The main fund, on which the retail offering is based, has about A$400 million invested, mostly from offshore-based investors. It is designed to deliver absolute returns but concentrates on delivering when markets go south. Unlike the Pengana fund, it is a “call/spread arrangement” which cannot lose more than 5 per cent in any one month. “It cannot blow up,” Ho says.

Triple3 trades in volatility arbitrage, trying to capture the premia in options. Ho says that there is a persistent and strong premium, evident 87 per cent of the time, which is assymetric – there tends to be a lot of buyers of options and very few sellers because, in theory, you can gain a little but lose everything through options trading.

So, to make a fund which is attractive to investors, Triple3 has devoted a lot of attention to its risk parameters and control procedures. It creates a portfolio of options and holds them to maturity. It does not do any delta hedging and only trades in the listed markets.
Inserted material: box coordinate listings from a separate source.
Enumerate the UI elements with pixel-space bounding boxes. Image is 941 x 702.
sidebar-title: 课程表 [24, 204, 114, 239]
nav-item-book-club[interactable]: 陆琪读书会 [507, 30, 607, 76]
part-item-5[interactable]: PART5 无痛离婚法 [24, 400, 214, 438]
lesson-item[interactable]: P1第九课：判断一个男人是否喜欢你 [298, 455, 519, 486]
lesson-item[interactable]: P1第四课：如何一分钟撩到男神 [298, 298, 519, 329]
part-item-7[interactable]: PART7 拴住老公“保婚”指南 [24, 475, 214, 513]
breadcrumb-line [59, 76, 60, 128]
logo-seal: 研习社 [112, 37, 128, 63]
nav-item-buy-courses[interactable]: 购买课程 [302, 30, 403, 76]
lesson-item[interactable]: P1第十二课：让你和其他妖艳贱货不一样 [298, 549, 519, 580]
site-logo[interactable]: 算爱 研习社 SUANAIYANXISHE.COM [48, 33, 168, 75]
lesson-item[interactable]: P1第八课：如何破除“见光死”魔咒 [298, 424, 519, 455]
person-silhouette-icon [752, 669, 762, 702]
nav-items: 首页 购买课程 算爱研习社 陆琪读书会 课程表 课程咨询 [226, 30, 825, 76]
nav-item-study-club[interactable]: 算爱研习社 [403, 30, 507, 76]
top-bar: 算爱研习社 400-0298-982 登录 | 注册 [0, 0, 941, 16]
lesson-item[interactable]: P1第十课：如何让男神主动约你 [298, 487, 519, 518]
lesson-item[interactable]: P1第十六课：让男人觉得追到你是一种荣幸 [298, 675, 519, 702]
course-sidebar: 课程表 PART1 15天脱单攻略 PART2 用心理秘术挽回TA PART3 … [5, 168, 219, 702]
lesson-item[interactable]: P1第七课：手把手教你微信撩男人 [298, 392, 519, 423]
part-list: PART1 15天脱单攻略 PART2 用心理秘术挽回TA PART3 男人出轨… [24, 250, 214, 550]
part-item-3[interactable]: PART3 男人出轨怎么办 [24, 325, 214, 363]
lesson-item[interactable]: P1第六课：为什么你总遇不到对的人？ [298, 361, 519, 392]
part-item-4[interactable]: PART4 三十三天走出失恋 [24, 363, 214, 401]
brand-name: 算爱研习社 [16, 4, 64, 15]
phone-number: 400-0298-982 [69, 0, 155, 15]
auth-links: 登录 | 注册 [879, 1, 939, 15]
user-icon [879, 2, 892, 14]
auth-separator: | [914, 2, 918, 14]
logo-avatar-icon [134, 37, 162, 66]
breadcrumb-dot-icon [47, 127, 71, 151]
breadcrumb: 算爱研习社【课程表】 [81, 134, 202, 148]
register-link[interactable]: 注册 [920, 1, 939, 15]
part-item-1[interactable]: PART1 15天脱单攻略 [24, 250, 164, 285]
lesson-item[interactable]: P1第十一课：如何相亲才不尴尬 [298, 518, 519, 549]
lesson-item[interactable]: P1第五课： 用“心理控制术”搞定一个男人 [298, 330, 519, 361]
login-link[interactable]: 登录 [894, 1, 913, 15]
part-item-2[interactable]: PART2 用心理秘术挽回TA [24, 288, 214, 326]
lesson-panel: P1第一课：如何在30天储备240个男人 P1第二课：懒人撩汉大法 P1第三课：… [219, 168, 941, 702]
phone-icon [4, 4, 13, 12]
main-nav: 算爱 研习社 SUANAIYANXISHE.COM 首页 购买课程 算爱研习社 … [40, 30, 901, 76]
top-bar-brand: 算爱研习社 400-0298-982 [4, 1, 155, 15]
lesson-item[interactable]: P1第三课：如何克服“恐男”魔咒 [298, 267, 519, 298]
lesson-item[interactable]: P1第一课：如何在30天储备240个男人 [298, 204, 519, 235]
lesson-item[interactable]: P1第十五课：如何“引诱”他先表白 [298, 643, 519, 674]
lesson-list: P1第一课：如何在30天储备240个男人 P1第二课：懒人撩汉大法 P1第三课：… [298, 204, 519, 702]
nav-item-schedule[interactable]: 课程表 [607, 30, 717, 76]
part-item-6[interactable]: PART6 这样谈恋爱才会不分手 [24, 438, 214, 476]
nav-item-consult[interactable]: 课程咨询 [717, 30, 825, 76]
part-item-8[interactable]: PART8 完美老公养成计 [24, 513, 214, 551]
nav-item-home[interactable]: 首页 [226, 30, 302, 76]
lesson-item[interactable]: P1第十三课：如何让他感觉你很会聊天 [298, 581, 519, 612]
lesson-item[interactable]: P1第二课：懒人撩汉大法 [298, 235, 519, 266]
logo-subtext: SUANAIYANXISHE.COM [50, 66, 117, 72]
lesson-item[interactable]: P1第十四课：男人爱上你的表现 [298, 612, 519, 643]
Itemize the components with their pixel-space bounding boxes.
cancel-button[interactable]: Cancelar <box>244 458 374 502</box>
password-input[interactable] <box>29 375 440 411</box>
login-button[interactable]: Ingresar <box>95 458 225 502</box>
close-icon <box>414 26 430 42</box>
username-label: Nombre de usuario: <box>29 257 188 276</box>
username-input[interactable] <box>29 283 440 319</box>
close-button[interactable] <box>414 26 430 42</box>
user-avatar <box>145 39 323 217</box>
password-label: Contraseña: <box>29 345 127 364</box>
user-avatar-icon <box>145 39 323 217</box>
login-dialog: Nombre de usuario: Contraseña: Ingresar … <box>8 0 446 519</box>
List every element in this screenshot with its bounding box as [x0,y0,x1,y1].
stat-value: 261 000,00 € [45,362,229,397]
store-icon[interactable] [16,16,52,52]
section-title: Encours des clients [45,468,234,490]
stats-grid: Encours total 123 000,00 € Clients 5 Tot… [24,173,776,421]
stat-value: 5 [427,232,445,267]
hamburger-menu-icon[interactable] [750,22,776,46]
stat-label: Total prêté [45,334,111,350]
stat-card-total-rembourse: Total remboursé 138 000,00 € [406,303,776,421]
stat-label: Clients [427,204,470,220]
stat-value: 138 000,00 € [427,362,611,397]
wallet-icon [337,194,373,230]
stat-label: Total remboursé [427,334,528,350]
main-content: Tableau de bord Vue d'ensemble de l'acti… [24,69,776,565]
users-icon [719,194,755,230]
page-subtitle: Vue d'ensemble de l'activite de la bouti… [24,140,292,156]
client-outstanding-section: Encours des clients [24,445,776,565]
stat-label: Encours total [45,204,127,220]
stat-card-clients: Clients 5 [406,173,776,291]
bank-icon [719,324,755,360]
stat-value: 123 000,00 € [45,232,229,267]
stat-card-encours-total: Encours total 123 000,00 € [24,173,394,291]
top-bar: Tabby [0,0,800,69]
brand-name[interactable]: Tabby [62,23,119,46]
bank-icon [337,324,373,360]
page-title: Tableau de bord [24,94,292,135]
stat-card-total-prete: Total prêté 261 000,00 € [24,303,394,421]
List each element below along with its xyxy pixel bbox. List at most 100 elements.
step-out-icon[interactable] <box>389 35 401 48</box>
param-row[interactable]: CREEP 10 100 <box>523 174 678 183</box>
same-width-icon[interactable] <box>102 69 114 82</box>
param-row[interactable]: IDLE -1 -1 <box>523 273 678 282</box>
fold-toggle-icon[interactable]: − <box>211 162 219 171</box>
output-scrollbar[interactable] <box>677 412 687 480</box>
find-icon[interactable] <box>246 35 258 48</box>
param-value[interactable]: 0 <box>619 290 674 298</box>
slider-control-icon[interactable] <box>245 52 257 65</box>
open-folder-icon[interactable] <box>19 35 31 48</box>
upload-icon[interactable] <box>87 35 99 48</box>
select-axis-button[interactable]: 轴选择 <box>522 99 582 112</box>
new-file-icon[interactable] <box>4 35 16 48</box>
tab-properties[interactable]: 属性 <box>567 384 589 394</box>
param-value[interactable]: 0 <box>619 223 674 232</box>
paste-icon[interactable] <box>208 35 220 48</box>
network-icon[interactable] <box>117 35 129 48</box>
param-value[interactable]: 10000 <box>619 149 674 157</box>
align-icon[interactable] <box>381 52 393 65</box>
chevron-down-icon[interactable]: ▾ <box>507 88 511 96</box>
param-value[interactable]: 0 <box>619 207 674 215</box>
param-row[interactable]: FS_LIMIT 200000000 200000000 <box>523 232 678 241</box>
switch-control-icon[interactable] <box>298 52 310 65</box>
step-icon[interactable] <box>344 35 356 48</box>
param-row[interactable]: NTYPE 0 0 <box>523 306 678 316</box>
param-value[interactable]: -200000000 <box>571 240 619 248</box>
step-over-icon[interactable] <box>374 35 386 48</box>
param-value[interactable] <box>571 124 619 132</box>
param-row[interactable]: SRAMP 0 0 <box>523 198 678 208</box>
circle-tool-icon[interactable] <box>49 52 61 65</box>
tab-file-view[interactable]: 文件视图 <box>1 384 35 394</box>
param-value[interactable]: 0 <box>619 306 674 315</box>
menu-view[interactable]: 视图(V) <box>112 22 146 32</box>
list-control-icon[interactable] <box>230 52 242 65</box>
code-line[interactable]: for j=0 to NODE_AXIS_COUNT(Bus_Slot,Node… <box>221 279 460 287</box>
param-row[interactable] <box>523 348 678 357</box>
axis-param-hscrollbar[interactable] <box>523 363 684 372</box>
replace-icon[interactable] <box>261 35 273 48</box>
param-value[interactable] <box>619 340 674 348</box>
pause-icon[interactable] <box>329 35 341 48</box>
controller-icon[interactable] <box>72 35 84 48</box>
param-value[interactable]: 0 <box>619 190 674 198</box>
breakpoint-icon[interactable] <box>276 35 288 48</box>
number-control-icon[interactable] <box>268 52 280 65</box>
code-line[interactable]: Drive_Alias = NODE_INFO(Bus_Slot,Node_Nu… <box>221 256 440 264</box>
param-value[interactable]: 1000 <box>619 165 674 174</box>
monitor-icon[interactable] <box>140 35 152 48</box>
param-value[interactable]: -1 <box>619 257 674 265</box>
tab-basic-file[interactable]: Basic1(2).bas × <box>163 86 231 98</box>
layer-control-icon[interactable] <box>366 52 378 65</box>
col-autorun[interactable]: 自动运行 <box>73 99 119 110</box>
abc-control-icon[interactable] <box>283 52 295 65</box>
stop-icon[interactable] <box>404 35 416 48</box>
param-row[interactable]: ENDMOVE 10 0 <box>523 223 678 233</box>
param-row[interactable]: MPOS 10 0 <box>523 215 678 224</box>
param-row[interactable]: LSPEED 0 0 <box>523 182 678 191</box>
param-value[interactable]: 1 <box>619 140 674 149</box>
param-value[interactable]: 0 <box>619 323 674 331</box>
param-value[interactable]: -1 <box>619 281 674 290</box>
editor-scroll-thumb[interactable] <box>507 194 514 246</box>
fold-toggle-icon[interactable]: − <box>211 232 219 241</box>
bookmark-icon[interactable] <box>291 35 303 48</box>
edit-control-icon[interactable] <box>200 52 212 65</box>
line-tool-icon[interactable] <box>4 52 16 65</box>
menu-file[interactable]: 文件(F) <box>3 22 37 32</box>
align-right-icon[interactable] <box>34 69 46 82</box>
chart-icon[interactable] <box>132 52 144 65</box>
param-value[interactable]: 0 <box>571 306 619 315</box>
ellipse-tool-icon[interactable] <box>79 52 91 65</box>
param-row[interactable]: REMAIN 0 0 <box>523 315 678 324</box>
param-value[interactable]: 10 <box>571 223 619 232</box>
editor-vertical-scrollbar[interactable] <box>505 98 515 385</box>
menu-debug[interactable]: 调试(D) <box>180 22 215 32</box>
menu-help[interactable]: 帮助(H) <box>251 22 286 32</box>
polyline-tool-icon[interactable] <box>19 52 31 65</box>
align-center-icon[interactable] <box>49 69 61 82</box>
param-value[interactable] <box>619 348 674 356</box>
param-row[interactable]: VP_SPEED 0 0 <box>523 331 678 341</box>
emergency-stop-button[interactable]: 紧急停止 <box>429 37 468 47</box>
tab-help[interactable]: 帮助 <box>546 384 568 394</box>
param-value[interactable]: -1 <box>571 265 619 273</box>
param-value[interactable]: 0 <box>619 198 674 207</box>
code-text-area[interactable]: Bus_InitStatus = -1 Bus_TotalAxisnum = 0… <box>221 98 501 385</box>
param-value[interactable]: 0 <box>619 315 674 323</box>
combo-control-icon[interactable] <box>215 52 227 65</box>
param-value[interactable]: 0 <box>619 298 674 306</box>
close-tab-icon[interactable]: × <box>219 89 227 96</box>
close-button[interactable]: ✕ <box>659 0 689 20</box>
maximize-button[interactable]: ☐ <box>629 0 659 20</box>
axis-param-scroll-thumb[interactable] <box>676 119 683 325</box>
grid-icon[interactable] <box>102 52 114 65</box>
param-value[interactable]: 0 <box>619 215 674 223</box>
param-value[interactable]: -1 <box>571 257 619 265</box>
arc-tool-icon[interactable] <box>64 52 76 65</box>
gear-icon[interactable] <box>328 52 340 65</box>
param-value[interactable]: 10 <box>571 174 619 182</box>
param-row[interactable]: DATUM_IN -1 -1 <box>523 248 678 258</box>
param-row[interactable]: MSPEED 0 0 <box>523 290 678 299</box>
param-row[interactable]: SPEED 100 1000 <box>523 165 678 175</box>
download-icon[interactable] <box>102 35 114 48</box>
Andrew McKinnon, the chief executive of Grant Samuel Funds Management, the incubator which represents Triple3 and other, more mainstream, managers, volatility is worth considering as a separate asset class because of its characteristics. Given the likely environment for markets going forward, the time is right for investors to study such strategies.

Ho says Australian investors are heavily reliant on equities and low interest rates have forced them further out the yield curve searching for income-generating returns.

“We have created a structured product to make money and to be negatively correlated to equities,” he says.